In late 1901, the Wright brothers (Wilbur and Orville) developed the first wind tunnel ever built and began to experiment with different wings to improve on their first experimental glider, and they found great success at Kitty Hawk in the summer of 1902 with longer and better controlled glides. They were now ready to construct the engine and propellers for a powered flight which they planned for 1903; the invention of the proper propellers was itself a brilliant achievement , won by painstaking calculations and trial and error to perfect this important aspect of manned flight. In the meantime, Langley’s team was at the threshold of completing their competing quest for flight and in December 8, 1903 their huge aerodrome was launched only to crash after a few feet in the air. On December 17,1903 at 12 noon at Kitty Hawk beach, Wilbur Wright flew their machine 852 feet, a sixth of a mile, in 59 seconds – the first sustained , powered flight in the history of mankind; a small step but the only success story to that date. But the epic story of the origins of flight was really about to begin in earnest as the Wrights received patents for all their discoveries and others tried to cash in on their inventions when in fact, no one except them was actually flying. This they continued to do on an improvised airfield they developed outside Dayton. More successes followed as the two brothers flew longer distances in winds of varying speeds and fine-tuned everything on their airplane during the next two years while their aerial feats started to get out to the world where others, using the Wrights’ innovations, started to try to compete with the brothers.

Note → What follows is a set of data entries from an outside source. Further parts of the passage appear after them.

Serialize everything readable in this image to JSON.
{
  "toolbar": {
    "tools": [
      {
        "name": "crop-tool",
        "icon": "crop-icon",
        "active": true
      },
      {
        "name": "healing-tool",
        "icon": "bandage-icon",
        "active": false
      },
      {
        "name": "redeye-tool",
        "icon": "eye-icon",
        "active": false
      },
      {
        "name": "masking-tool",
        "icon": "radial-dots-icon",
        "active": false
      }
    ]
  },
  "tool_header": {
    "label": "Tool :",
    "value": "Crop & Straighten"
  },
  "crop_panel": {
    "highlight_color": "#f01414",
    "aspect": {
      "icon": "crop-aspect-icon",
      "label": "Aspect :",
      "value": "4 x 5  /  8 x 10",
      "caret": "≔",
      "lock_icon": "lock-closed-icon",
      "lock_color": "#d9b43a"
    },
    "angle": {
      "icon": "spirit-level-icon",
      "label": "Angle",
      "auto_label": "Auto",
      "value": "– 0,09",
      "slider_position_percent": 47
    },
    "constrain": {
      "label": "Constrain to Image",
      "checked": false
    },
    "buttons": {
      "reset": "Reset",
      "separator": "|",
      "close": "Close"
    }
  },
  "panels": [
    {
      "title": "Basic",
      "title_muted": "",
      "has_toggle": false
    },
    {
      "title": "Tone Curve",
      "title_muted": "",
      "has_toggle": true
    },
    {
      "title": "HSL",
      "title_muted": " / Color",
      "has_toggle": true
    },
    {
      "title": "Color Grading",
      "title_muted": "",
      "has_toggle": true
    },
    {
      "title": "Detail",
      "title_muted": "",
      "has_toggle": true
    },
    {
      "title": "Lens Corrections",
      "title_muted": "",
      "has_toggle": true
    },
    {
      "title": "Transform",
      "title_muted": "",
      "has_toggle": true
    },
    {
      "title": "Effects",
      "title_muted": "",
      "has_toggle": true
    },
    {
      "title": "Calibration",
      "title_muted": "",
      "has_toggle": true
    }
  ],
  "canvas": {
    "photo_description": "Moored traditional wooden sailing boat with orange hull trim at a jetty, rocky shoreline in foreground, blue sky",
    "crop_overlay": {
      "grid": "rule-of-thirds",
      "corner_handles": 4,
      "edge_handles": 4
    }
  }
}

By 1905, the Wrights now faced competition to prove manned flight by Alexander Graham Bell, the inventor of the telephone, and a team he had assembled but the brothers continued their more and more complicated flights in Dayton and slowly and surely their achievement spread throughout the world and was confirmed in a Paris air contest which Wilbur won hands down. Bell’s team was defeated also as all of their attempts led to failure. Finally in 1909, after several years of frustration in not getting the recognition they deserved, a contest was arranged between the airplanes of Glenn Curtiss (a Bell associate) and Wilbur Wright in New York, the result of which established the Wrights as the real leaders in the field and the real inventors of the first flying machine. Curtiss made two tries and then quit while Wilbur flew around the Statue of Liberty and down the Hudson River and back with a million spectators crowding the West side of Manhattan and thousands of ships and pleasure boats in the harbour and along the river blowing their whistles at full blast. Every time he flew by thousands left their offices and homes to see this new spectacle of an aeroplane flying around that great metropolis.

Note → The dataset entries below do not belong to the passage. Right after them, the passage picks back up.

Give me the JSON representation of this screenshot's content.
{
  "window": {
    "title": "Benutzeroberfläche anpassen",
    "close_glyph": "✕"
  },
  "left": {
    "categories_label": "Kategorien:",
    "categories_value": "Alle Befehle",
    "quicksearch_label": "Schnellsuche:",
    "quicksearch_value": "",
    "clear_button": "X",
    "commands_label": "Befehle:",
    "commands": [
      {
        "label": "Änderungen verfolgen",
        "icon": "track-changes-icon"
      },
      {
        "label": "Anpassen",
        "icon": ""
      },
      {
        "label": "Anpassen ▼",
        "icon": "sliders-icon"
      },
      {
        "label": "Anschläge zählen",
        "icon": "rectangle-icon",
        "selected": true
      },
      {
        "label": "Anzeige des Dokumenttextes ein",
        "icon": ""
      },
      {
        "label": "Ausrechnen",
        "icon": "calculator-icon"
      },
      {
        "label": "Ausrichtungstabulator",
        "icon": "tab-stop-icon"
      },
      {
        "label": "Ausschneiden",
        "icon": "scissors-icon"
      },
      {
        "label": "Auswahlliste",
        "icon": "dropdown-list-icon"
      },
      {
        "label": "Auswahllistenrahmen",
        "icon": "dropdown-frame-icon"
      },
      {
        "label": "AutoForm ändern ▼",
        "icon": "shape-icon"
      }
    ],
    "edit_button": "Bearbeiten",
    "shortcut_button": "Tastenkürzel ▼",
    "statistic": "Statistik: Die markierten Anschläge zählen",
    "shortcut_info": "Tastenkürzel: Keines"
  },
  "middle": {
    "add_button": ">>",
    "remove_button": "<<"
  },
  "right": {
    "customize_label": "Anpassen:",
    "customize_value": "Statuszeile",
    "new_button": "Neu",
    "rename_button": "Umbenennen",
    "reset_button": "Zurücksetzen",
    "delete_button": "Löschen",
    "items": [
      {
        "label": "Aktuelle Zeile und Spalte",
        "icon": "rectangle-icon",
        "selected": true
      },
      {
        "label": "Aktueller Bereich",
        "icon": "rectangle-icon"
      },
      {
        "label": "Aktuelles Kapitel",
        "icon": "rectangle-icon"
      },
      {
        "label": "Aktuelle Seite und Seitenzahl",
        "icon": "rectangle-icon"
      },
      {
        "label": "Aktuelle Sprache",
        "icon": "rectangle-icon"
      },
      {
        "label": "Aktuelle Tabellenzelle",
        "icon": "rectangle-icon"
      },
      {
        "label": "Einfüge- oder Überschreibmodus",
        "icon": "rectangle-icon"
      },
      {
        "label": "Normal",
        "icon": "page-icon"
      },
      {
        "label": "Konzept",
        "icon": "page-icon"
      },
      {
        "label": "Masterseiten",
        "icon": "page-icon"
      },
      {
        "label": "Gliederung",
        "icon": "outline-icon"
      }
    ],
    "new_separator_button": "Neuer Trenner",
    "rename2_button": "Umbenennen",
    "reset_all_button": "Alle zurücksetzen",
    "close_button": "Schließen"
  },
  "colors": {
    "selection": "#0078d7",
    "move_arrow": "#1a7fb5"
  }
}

The Wrights had now established beyond doubt that they were the true inventors of powered flight, and over the next few years they became involved in manufacturing planes and doing further experimentation. Wilbur died in 1912 and Orville lived until 1948.
Editor, President Obama has recently stated that the USA will be committing resources for the exploration of Mars and Neptune in the near future, and when one stops to consider what humankind has achieved in flight over the last century since the Wright brothers invented and flew the first aeroplanes, it is mind-boggling.
The Wrights were classic examples of the innovative and dedicated spirit of what America can produce for the world, and their story shows us all that the small man can accomplish greatness against all odds, once the environment they live in gives that opportunity.